Llevo más de tres años en el desarrollo de videojuegos, y aunque no son exactamente una de mis pasiones, tengo amplia experiencia en su uso y creación, conozco muchísimo sobre ellos y me encantan lo suficiente como para transmitir lo que sé a otros. Por todo ello, un par de meses atrás, finalmente decidí convertirme en profesor y enseñar a crear videojuegos. Con la ayuda de familiares, amigos y contactos logré conseguir una plaza de docencia en un instituto donde enseñan dicha carrera, y este martes daré mi primera clase.

¿Por qué ahora? Las razones básicas incluyen el obtener un nuevo ingreso económico y el ampliar mi desarrollo profesional. Son razones importantes, pero no las que me impulsaron a dar este enorme salto.

La industria de videojuegos en el Perú está lejos de ser la ideal, especialmente si la comparamos con las de Finlandia o Canadá. Hay muchos factores que juegan un rol importante en eso, y uno de ellos es la educación; concretamente, la falta de un sistema organizado, coherente y útil de educación en el desarrollo de videojuegos.

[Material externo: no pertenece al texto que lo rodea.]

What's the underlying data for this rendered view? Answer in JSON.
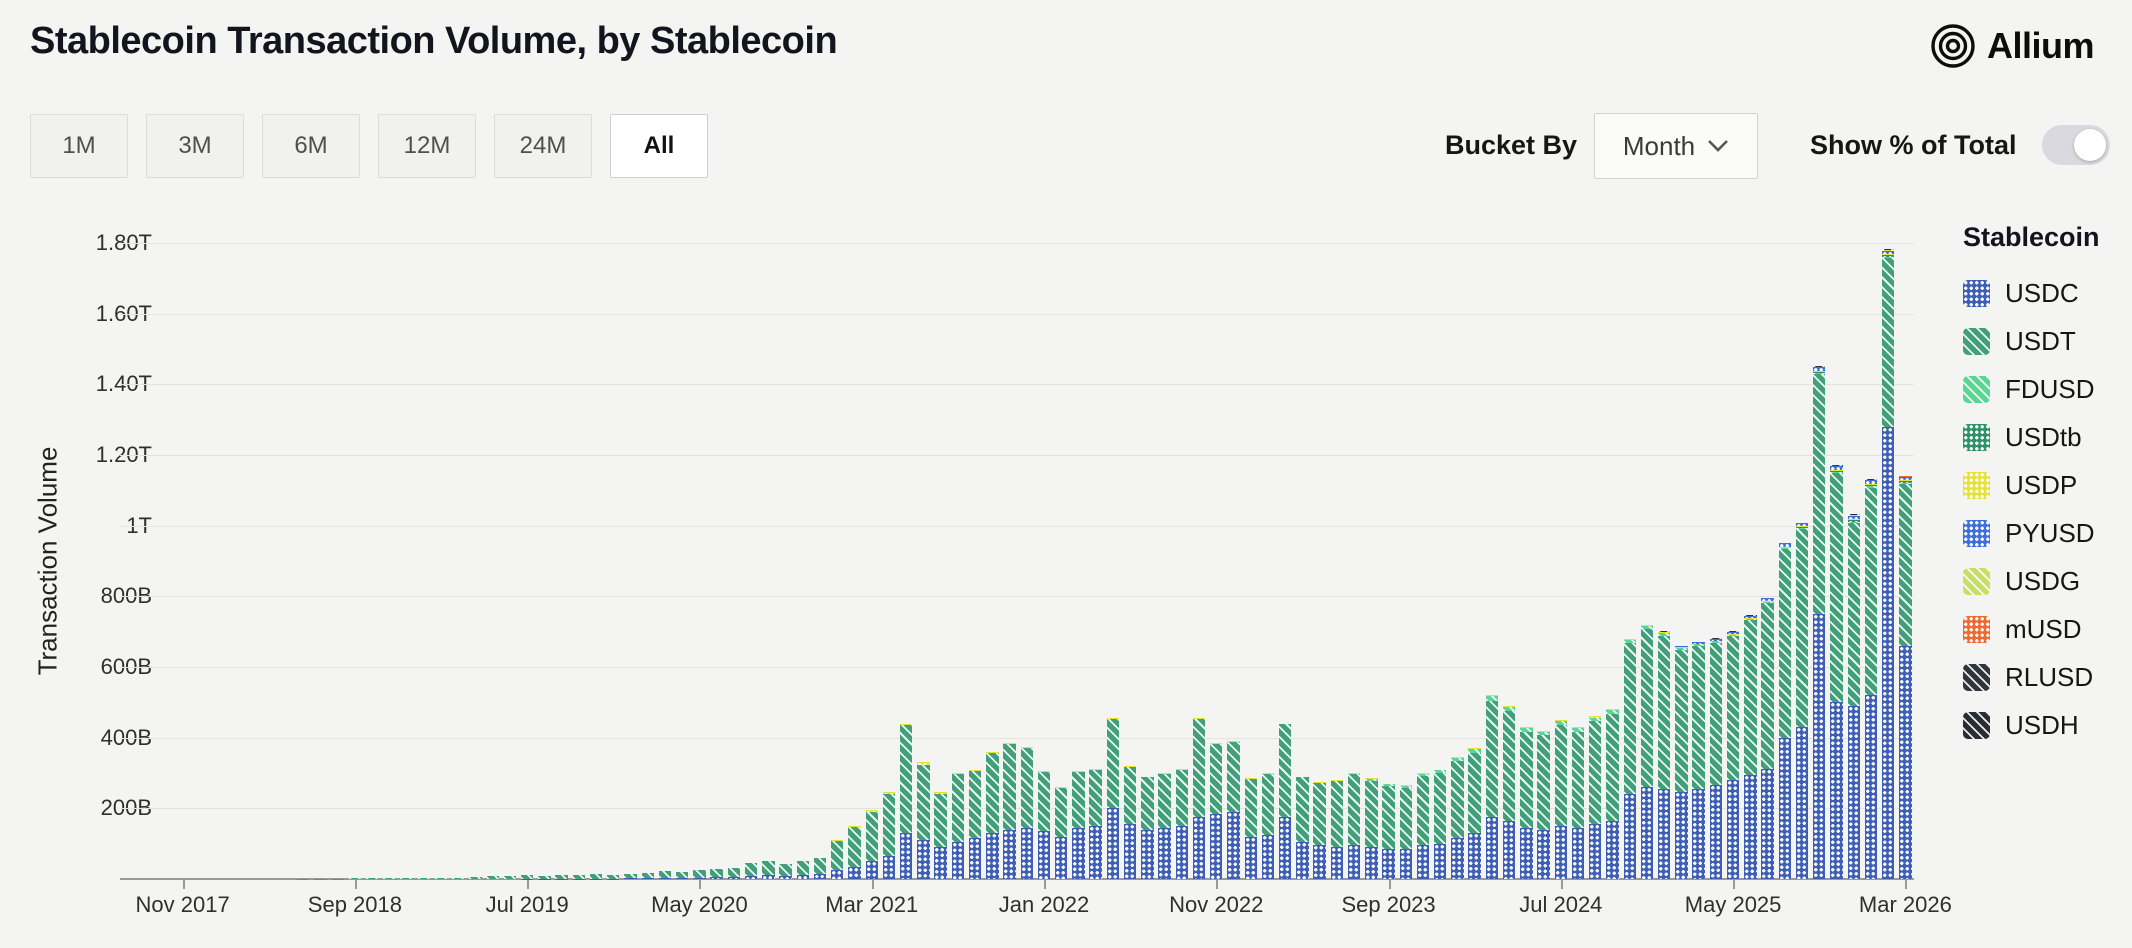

Simplificándolo bastante, esto genera que quienes estudian esta carrera no logren integrarse adecuadamente a la industria, lo cual perjudica a ambas partes.

Ligado a esto, está el hecho de que los alumnos tienen una visión idealizada de lo que es ser un creador de videojuegos en el Perú, y es ahí donde creo que seré de mayor ayuda, dado que conozco esa realidad muy de cerca. Yo también tuve ilusiones con respecto a mi trabajo actual, y aunque sigo enamorado de lo que hago, sé que mi visión inicial era muy distinta de la que tengo ahora.

Si bien el curso que dictaré no ahonda en temas de realidad peruana, es necesario que los chicos sepan en qué se están metiendo y qué les espera al terminar la carrera. Sé que puedo ayudar en esos aspectos, prepararlos para lo que vendrá y mantenerlos lo suficientemente motivados como para que no pierdan el mismo amor por los videojuegos que a mí me trajo adonde estoy el día de hoy. Por eso quiero enseñar; y por eso ahora.